Yahoo, a Web pioneer, has lost ground in the consumer-Internet market amid the rise of Google and Facebook Inc. The company’s shares have declined 31 percent this year and investors are no longer giving Yahoo’s main business any significant valuation. Yahoo’s market value of $33 billion is less than the sum of its $30 billion Alibaba stake, $8 billion in Yahoo Japan shares and $6.8 billion in cash and equivalents, according to data compiled by Bloomberg.
“The board is going to end up having to negotiate something with Jeff one way or the other,” said Erik Gordon, a professor at the University of Michigan’s Ross School of Business, referring to Starboard’s CEO. “They can do it behind closed doors or they can do it after he prevails in a proxy fight.”

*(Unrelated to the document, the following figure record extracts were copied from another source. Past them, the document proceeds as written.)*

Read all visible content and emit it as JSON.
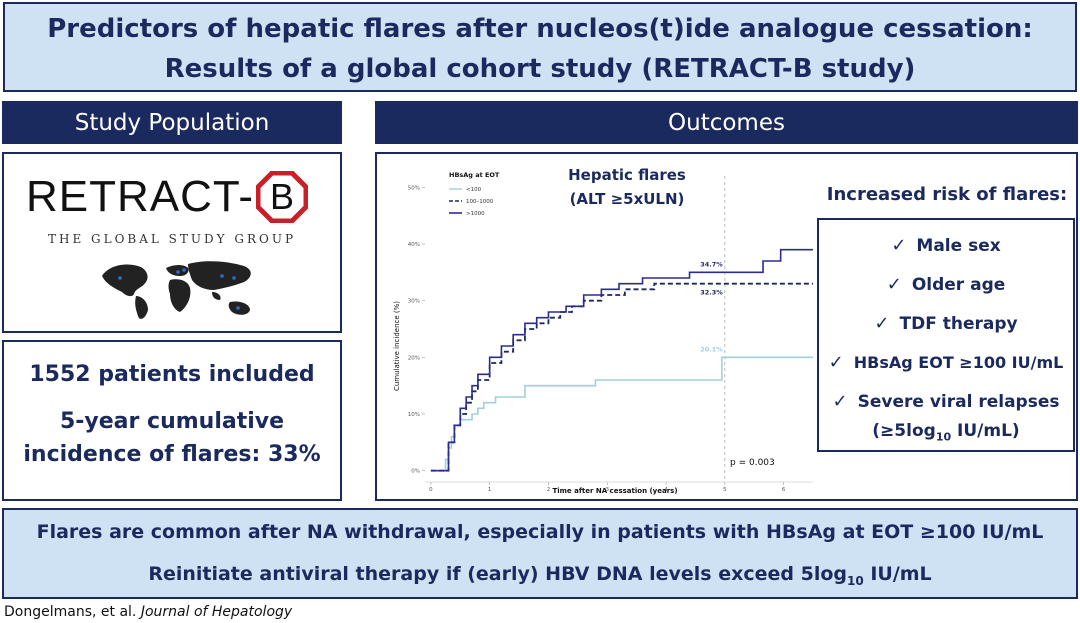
{
  "header": {
    "title_line1": "Predictors of hepatic flares after nucleos(t)ide analogue cessation:",
    "title_line2": "Results of a global cohort study (RETRACT-B study)"
  },
  "left": {
    "section_label": "Study Population",
    "logo_text": "RETRACT-",
    "logo_badge": "B",
    "logo_subtitle": "THE GLOBAL STUDY GROUP",
    "patients_text": "1552 patients included",
    "incidence_line1": "5-year cumulative",
    "incidence_line2": "incidence of flares: 33%"
  },
  "right": {
    "section_label": "Outcomes",
    "chart_title_line1": "Hepatic flares",
    "chart_title_line2": "(ALT ≥5xULN)",
    "risk_title": "Increased risk of flares:",
    "risk_items": [
      "Male sex",
      "Older age",
      "TDF therapy",
      "HBsAg EOT ≥100 IU/mL"
    ],
    "risk_item5_line1": "Severe viral relapses",
    "risk_item5_line2_prefix": "(≥5log",
    "risk_item5_line2_sub": "10",
    "risk_item5_line2_suffix": " IU/mL)",
    "check_symbol": "✓"
  },
  "footer": {
    "line1": "Flares are common after NA withdrawal, especially in patients with HBsAg at EOT ≥100 IU/mL",
    "line2_prefix": "Reinitiate antiviral therapy if (early) HBV DNA levels exceed 5log",
    "line2_sub": "10",
    "line2_suffix": " IU/mL",
    "citation_authors": "Dongelmans, et al. ",
    "citation_journal": "Journal of Hepatology"
  },
  "colors": {
    "navy": "#1b2a5e",
    "light_blue_panel": "#cfe2f3",
    "series_low": "#9fd0dc",
    "series_mid": "#1b2a5e",
    "series_high": "#2b2d8a"
  },
  "chart_data": {
    "type": "line",
    "legend_title": "HBsAg at EOT",
    "xlabel": "Time after NA cessation (years)",
    "ylabel": "Cumulative incidence (%)",
    "xlim": [
      -0.1,
      6.5
    ],
    "ylim": [
      -0.02,
      0.52
    ],
    "x_ticks": [
      0,
      1,
      2,
      3,
      4,
      5,
      6
    ],
    "x_tick_labels": [
      "0",
      "1",
      "2",
      "3",
      "4",
      "5",
      "6"
    ],
    "y_ticks": [
      0,
      0.1,
      0.2,
      0.3,
      0.4,
      0.5
    ],
    "y_tick_labels": [
      "0%",
      "10%",
      "20%",
      "30%",
      "40%",
      "50%"
    ],
    "vline_x": 5,
    "p_value_label": "p = 0.003",
    "series": [
      {
        "name": "<100",
        "color": "#9fd0dc",
        "dash": "solid",
        "end_label": "20.1%",
        "points": [
          [
            0,
            0
          ],
          [
            0.2,
            0
          ],
          [
            0.25,
            0.02
          ],
          [
            0.3,
            0.04
          ],
          [
            0.35,
            0.06
          ],
          [
            0.4,
            0.08
          ],
          [
            0.5,
            0.09
          ],
          [
            0.6,
            0.09
          ],
          [
            0.7,
            0.1
          ],
          [
            0.8,
            0.11
          ],
          [
            0.9,
            0.12
          ],
          [
            1.0,
            0.12
          ],
          [
            1.1,
            0.13
          ],
          [
            1.5,
            0.13
          ],
          [
            1.6,
            0.15
          ],
          [
            2.7,
            0.15
          ],
          [
            2.8,
            0.16
          ],
          [
            4.9,
            0.16
          ],
          [
            4.95,
            0.2
          ],
          [
            6.5,
            0.2
          ]
        ]
      },
      {
        "name": "100–1000",
        "color": "#1b2a5e",
        "dash": "dashed",
        "end_label": "32.3%",
        "points": [
          [
            0,
            0
          ],
          [
            0.2,
            0
          ],
          [
            0.3,
            0.05
          ],
          [
            0.4,
            0.08
          ],
          [
            0.5,
            0.1
          ],
          [
            0.6,
            0.12
          ],
          [
            0.7,
            0.14
          ],
          [
            0.8,
            0.16
          ],
          [
            1.0,
            0.19
          ],
          [
            1.2,
            0.21
          ],
          [
            1.4,
            0.23
          ],
          [
            1.6,
            0.25
          ],
          [
            1.8,
            0.26
          ],
          [
            2.0,
            0.27
          ],
          [
            2.2,
            0.28
          ],
          [
            2.4,
            0.29
          ],
          [
            2.6,
            0.3
          ],
          [
            2.9,
            0.31
          ],
          [
            3.3,
            0.32
          ],
          [
            3.8,
            0.33
          ],
          [
            4.5,
            0.33
          ],
          [
            6.5,
            0.33
          ]
        ]
      },
      {
        "name": ">1000",
        "color": "#2b2d8a",
        "dash": "solid",
        "end_label": "34.7%",
        "points": [
          [
            0,
            0
          ],
          [
            0.2,
            0
          ],
          [
            0.3,
            0.05
          ],
          [
            0.4,
            0.08
          ],
          [
            0.5,
            0.11
          ],
          [
            0.6,
            0.13
          ],
          [
            0.7,
            0.15
          ],
          [
            0.8,
            0.17
          ],
          [
            1.0,
            0.2
          ],
          [
            1.2,
            0.22
          ],
          [
            1.4,
            0.24
          ],
          [
            1.6,
            0.26
          ],
          [
            1.8,
            0.27
          ],
          [
            2.0,
            0.28
          ],
          [
            2.3,
            0.29
          ],
          [
            2.6,
            0.31
          ],
          [
            2.9,
            0.32
          ],
          [
            3.2,
            0.33
          ],
          [
            3.6,
            0.34
          ],
          [
            4.4,
            0.35
          ],
          [
            5.6,
            0.35
          ],
          [
            5.65,
            0.37
          ],
          [
            5.9,
            0.37
          ],
          [
            5.95,
            0.39
          ],
          [
            6.5,
            0.39
          ]
        ]
      }
    ]
  }
}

In September of 2014, Starboard sent its first salvo with a letter urging Mayer to find a solution to escape a hefty tax bill, with some proposed options, including a tax-efficient spinoff of the Alibaba shares and a similar move for the company’s stake in Yahoo Japan. It also sought an overhaul of Yahoo’s core Internet advertising and search business, including a potential merger with a rival. Then in January, Yahoo unveiled the Alibaba plan, quieting critics.

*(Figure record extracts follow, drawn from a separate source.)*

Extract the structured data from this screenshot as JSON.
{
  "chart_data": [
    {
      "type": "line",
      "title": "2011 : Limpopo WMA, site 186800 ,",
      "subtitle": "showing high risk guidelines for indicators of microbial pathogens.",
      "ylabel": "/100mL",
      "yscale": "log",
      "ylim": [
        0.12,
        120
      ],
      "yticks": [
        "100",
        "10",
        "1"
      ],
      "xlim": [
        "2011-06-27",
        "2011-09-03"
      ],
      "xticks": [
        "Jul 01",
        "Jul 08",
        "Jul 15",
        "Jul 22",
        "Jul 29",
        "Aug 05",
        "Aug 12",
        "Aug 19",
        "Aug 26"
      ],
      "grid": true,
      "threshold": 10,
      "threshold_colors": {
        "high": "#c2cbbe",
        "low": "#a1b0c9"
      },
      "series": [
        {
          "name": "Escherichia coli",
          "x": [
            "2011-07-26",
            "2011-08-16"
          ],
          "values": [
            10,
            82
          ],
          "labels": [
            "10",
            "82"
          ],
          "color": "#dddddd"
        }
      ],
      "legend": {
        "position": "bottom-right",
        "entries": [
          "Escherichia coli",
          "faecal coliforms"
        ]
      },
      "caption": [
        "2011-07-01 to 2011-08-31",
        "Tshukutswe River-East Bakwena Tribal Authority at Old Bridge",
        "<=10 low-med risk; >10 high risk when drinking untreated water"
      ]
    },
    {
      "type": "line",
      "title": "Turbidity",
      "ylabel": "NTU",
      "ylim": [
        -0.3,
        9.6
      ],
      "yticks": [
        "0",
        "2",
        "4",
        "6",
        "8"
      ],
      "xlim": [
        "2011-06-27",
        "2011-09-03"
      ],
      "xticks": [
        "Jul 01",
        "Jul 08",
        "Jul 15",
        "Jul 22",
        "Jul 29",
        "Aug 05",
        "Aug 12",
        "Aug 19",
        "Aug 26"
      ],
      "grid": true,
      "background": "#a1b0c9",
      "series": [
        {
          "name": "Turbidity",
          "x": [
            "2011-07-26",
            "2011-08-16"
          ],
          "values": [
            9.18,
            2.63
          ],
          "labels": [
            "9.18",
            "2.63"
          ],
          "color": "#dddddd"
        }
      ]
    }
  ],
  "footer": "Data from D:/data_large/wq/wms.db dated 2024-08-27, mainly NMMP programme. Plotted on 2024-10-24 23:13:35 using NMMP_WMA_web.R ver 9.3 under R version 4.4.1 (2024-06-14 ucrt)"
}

That hit a snag in September, when tax authorities declined to bless the deal in advance, throwing it into doubt. While the IRS expressed concerns about how these spinoffs, which combine a small operating business along with investment assets, escape tax hits, Yahoo decided to move forward with the Alibaba divestment, predicting completion in January 2016.
The fight with Starboard isn’t Yahoo’s first run-in with disgruntled activists. In 2012, Third Point LLC’s Dan Loeb succeeded in getting himself and two nominees on the board after tangling with former CEO Scott Thompson, who stepped down after failing to correct errors in his credentials. Later that year, Loeb was instrumental in getting Mayer to lead the company.
In 2008, Carl Icahn, the billionaire activist investor, joined Yahoo’s board after threatening a proxy fight when the company failed to sell itself to Microsoft Corp. and co-founder Jerry Yang stepped down as CEO. Icahn left the board in 2009.
The most likely scenario, as Starboard steps up pressure on Mayer and Yahoo’s board, will be a decision by the company to pause the spinoff as it works out other scenarios, according to Robert Peck, an analyst at SunTrust Robinson Humphrey Inc. A potential proxy would also be months away, as Yahoo’s annual meeting is generally held in June, meaning dissident director nominations would be expected around March.
“We believe that the work and expenses put into the spin process are sunk costs,” Peck said in a note. “We think entertaining other, less risky and value optimizing alternatives would be well received.”